Таня вдруг тяжело вздохнула и открыла глаза. Осторожно, точно маленького ребенка, товарищи подняли ее на руки и бережно положили на место.
Я уселась около нее и стала прикладывать ко лбу холодную, мокрую тряпку.
Надо было взять себя в руки, чтобы как-то облегчить тяжелое состояние Тани.
Когда она открыла глаза, серые сумерки вползли в камеру сквозь узкое, маленькое окно.
Кто-то из товарищей зажег каганец, и темная струйка копоти заметалась, подымаясь к потолку.
Мы долго молчали. Таня о чем-то сосредоточенно думала. Я прилегла рядом с ней и, прижимаясь, старалась ее согреть.
Она снова спрашивала об отце, об избитой матери, о том, что не разрушили ли белые хозяйство.
— А о братьях ничего не слышно? Волнуюсь я за них. Живы ли? — тяжело вздохнула она и крепко сжала мою руку.
— Вот что, сестреночка, — снова начала Таня немного погодя; я почувствовала необычайно серьезные нотки в ее голосе — так она еще со мной никогда не говорила. — Хочется мне сегодня поговорить с тобой как с большой, как с другом.
Волнение охватило меня; хотелось навсегда запомнить каждое слово, каждую фразу сестры.
— Я думаю, что сегодня ночью меня убьют, тихо, так, чтобы не было слышно окружающим, сказала она.
— Зачем ты так говоришь? — перебила я ее. — Разве они могут убить такую больную, как ты? — убеждала я Таню, стараясь отогнать от себя страшную мысль. — Не может этого быть, Танюша. Напрасно ты об этом думаешь.
— Не надо волноваться, — гладила она меня ладонью по волосам. — Может быть, мы с тобой сегодня в последний раз разговариваем. А мне так много хочется сказать. Как бы мне хотелось увидеть то, что будет потом, когда мы победим. И мне грустно оттого, что я не могу этого сделать. Но помни, Рая, что смерть, которую мне готовят, — это почетная смерть.
Я смотрела на пламя каганца, и мне казалось, что оно так же билось и металось, как Таня.
— Скоро придут наши… красные… Я не увижу братьев. Расскажи им подробно все, что ты видела здесь. Пусть они передадут всем, как меня пытали, как мучили и как я умерла. Я никого не предала к до конца осталась верным членом партии. И пусть братья знают, что я их очень сильно любила. Пусть крепко помнят мои заветы и так же до конца будут преданы партии.
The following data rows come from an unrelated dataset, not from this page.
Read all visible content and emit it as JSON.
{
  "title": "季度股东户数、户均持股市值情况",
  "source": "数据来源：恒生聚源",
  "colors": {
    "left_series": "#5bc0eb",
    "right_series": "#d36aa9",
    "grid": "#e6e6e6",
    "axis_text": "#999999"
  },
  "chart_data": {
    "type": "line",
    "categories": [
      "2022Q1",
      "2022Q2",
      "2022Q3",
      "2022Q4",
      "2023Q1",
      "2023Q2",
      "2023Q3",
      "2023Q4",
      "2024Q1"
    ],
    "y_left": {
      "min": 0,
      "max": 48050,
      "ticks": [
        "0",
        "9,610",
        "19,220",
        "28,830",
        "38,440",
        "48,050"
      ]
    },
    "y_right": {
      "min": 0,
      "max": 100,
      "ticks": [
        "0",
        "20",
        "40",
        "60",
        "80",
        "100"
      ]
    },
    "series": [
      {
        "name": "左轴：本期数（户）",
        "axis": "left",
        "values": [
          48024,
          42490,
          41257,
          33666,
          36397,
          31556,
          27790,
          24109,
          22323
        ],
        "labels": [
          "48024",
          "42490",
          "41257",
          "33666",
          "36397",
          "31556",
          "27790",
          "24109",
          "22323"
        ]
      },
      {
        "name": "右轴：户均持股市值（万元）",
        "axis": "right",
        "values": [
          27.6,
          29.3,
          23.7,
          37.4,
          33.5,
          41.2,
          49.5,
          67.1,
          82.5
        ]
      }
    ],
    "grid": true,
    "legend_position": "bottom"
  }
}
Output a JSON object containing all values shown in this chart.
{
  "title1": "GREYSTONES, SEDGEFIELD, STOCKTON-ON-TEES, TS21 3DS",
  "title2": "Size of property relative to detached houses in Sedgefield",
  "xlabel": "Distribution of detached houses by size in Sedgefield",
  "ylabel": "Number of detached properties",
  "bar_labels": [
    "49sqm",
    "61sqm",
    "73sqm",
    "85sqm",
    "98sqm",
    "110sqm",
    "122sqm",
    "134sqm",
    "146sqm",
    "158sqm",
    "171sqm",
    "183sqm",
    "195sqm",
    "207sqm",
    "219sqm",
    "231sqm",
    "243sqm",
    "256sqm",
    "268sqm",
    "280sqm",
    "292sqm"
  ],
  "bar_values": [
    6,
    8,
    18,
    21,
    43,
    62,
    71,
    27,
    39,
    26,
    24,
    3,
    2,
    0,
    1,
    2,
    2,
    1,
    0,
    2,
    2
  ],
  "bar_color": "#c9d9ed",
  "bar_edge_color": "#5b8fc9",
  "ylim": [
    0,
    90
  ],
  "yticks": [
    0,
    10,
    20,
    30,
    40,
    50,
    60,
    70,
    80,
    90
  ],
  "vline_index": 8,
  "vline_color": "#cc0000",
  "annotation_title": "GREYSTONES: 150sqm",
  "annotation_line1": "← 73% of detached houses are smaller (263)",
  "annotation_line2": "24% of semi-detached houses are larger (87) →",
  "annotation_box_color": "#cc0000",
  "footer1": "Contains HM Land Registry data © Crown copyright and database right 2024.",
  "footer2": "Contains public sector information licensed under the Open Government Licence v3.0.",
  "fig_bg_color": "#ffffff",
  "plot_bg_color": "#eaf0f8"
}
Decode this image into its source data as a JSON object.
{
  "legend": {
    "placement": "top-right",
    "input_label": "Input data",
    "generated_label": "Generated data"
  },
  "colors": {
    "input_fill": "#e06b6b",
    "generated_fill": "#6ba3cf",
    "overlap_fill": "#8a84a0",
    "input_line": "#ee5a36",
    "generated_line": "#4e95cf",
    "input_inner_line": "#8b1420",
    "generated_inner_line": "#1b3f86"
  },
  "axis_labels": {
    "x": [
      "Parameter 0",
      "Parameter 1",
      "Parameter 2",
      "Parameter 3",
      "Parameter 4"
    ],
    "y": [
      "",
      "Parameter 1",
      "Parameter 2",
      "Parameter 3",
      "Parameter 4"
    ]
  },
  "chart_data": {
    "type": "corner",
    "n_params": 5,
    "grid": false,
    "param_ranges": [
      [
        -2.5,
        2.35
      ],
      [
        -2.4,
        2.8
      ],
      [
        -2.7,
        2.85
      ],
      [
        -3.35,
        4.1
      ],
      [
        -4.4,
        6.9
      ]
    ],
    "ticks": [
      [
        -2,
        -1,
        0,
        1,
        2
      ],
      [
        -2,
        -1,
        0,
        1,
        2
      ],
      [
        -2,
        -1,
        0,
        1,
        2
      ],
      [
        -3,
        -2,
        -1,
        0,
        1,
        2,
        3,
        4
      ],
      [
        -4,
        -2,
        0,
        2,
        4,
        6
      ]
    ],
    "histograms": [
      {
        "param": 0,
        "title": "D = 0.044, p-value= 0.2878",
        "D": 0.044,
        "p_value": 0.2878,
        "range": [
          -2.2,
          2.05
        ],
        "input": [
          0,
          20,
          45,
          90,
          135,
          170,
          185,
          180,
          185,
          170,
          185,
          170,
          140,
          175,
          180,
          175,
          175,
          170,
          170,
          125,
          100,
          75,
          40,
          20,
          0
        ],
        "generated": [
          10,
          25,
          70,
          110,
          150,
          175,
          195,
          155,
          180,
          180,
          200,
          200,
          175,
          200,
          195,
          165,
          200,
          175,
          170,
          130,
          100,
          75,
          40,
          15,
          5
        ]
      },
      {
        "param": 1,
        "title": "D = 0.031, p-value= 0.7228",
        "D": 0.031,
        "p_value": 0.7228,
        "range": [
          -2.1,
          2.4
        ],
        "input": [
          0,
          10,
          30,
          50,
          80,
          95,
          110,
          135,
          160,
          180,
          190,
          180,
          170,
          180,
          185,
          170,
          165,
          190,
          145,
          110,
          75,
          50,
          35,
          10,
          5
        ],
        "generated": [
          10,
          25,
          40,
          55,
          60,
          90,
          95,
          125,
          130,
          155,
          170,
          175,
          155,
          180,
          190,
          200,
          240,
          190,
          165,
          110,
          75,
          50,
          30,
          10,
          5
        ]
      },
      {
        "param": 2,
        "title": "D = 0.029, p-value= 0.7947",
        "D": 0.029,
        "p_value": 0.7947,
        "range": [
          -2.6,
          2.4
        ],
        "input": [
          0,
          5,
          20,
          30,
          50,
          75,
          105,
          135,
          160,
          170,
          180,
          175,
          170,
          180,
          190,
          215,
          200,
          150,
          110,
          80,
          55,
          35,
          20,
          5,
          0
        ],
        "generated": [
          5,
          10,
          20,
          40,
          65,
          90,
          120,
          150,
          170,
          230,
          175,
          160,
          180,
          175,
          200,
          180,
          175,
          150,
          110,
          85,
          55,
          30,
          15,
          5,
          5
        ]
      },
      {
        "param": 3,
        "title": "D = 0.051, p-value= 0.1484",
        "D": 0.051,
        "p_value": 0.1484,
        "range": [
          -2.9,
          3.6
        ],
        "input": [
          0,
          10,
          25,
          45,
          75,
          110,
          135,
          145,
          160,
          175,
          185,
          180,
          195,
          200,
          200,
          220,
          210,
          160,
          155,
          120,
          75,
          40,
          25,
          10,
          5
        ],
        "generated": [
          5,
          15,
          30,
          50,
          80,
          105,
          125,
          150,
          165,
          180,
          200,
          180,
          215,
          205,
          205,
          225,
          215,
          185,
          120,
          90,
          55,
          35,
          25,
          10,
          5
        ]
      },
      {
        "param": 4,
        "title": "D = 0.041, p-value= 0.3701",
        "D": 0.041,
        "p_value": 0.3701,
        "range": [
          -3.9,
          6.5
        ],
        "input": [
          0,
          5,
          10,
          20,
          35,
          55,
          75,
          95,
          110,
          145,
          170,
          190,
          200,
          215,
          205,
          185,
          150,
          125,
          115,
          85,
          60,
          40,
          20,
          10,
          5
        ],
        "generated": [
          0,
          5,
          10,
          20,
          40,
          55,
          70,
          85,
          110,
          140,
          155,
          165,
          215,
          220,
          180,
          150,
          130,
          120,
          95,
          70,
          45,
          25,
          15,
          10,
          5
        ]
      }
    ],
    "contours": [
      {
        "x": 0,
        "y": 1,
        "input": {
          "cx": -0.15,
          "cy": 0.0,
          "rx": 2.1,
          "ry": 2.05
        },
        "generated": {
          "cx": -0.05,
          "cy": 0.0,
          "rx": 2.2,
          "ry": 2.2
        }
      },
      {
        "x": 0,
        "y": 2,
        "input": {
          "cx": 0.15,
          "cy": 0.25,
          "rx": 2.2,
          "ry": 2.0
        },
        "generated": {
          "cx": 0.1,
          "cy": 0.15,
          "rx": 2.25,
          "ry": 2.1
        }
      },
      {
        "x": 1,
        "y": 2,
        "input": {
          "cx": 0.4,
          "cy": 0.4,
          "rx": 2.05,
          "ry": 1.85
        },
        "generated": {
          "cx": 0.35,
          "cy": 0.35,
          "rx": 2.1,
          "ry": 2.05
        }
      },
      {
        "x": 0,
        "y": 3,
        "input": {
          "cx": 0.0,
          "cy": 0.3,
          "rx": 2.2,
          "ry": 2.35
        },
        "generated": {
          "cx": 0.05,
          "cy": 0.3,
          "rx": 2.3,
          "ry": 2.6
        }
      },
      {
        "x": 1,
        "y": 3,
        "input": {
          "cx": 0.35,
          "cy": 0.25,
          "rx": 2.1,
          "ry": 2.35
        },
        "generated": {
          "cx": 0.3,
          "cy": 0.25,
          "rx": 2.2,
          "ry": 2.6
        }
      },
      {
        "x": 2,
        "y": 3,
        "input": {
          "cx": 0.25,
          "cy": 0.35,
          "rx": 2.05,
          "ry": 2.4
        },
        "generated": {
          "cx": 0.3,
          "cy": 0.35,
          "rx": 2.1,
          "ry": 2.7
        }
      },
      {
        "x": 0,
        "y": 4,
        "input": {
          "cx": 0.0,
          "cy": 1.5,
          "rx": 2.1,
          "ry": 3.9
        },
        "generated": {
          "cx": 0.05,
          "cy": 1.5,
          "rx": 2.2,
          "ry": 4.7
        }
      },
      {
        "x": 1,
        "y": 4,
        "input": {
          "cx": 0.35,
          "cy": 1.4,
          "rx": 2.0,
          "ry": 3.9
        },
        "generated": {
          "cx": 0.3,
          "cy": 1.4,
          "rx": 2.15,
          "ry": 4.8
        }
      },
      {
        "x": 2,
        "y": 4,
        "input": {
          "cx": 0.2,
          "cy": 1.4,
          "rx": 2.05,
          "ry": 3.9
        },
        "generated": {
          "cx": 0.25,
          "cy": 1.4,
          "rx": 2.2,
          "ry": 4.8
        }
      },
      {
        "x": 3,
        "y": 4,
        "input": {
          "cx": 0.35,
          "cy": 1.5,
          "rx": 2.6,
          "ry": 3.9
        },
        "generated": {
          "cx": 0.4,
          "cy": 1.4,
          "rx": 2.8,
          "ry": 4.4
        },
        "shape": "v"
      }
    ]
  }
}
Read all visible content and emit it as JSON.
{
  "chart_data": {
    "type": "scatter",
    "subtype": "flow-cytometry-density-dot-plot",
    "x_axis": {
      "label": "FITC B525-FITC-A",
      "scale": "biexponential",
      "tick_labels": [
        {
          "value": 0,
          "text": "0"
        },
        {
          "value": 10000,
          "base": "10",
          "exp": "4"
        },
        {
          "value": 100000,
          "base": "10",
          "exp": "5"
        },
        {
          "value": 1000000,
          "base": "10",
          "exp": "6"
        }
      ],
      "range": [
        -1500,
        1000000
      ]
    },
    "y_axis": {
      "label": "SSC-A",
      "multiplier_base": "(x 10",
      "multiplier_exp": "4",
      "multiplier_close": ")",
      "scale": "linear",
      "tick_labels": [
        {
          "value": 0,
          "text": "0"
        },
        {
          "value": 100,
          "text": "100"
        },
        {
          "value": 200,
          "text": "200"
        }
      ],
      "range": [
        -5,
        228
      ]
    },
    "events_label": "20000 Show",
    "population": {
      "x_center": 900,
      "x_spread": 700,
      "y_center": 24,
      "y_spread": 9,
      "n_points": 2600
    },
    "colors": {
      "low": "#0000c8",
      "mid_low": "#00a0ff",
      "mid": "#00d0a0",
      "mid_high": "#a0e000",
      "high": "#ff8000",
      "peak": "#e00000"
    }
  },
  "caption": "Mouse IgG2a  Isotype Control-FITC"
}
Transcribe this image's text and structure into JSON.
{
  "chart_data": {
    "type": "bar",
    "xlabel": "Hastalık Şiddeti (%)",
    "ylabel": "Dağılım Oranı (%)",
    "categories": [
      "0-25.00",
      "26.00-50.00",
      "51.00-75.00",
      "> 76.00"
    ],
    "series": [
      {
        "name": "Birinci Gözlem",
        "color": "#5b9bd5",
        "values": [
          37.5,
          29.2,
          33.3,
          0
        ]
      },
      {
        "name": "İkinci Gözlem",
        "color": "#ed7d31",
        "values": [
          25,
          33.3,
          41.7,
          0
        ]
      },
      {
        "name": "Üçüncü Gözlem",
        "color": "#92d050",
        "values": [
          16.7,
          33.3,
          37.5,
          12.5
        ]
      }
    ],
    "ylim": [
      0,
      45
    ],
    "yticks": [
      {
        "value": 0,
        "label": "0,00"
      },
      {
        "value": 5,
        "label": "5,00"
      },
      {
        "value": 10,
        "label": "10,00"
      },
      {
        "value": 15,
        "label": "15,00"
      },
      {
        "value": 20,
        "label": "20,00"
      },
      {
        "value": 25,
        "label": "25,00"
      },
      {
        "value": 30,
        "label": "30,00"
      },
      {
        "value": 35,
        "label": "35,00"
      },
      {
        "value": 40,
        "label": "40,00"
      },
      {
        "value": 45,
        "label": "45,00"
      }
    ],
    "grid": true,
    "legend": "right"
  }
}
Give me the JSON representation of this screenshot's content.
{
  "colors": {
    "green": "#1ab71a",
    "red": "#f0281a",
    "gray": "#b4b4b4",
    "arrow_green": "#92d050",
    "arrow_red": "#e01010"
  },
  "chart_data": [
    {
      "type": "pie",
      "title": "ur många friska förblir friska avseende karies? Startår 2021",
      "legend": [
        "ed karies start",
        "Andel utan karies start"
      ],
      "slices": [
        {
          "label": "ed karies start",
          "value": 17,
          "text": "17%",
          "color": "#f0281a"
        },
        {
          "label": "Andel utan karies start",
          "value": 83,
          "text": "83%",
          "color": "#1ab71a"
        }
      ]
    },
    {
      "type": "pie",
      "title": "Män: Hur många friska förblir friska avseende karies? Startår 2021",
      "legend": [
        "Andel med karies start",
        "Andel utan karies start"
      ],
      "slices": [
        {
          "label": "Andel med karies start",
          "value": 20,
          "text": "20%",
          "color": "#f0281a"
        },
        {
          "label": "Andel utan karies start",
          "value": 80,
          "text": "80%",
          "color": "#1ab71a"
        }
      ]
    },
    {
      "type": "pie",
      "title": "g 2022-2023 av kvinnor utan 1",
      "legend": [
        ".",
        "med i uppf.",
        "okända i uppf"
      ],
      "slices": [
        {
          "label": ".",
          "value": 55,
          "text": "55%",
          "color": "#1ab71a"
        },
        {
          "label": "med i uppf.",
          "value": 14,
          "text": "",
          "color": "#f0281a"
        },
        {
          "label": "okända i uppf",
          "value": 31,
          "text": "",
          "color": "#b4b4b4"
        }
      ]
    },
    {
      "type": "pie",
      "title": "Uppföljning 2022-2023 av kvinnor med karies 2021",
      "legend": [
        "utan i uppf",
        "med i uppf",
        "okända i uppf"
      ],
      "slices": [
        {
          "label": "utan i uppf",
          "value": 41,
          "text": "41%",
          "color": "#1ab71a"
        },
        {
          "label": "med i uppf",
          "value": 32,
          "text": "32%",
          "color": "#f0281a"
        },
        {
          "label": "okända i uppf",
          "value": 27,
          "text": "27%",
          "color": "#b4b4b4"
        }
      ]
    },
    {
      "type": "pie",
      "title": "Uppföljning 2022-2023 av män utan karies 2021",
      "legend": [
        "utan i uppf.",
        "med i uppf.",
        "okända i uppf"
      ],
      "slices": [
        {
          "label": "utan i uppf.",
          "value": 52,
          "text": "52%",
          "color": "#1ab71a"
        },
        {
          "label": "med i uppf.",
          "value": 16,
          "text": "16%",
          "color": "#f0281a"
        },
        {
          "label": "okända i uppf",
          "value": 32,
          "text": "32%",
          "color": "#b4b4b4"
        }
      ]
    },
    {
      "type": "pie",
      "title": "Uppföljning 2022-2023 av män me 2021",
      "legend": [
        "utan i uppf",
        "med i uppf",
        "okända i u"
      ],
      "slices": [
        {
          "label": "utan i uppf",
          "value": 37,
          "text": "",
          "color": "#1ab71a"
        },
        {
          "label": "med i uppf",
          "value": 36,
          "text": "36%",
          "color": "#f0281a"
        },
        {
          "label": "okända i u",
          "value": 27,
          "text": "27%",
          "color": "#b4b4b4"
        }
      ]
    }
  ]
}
Сквозь застилающие глаза слезы я видела, как тяжело поднималась ее грудь и близко сдвинулись темные тонкие брови.
Она молча лежала, стараясь успокоиться. Мне показалось, что ее голос дрожал, когда она говорила со мной.
Неожиданно она прижала меня к себе, заглянула в глаза.
— Рая, скрой от отца, — поспешно шептала она, — не говори ему, пока братья не придут. Пожалей его. Не выдержит он. Умрет.
Я разрыдалась, только теперь почувствовав, что у нее остались последние часы жизни. С материнской нежностью она обнимала, ласкала, целовала меня и даже шутила — больная, вся в ранах.
Я чувствовала ее поцелуи у себя на лице, на груди, на руках, чувствовала ее горячее, сильное объятие.
На мокром цементном полу громко застонали, рядом кто-то сдержанно заплакал. В дверь постучал часовой.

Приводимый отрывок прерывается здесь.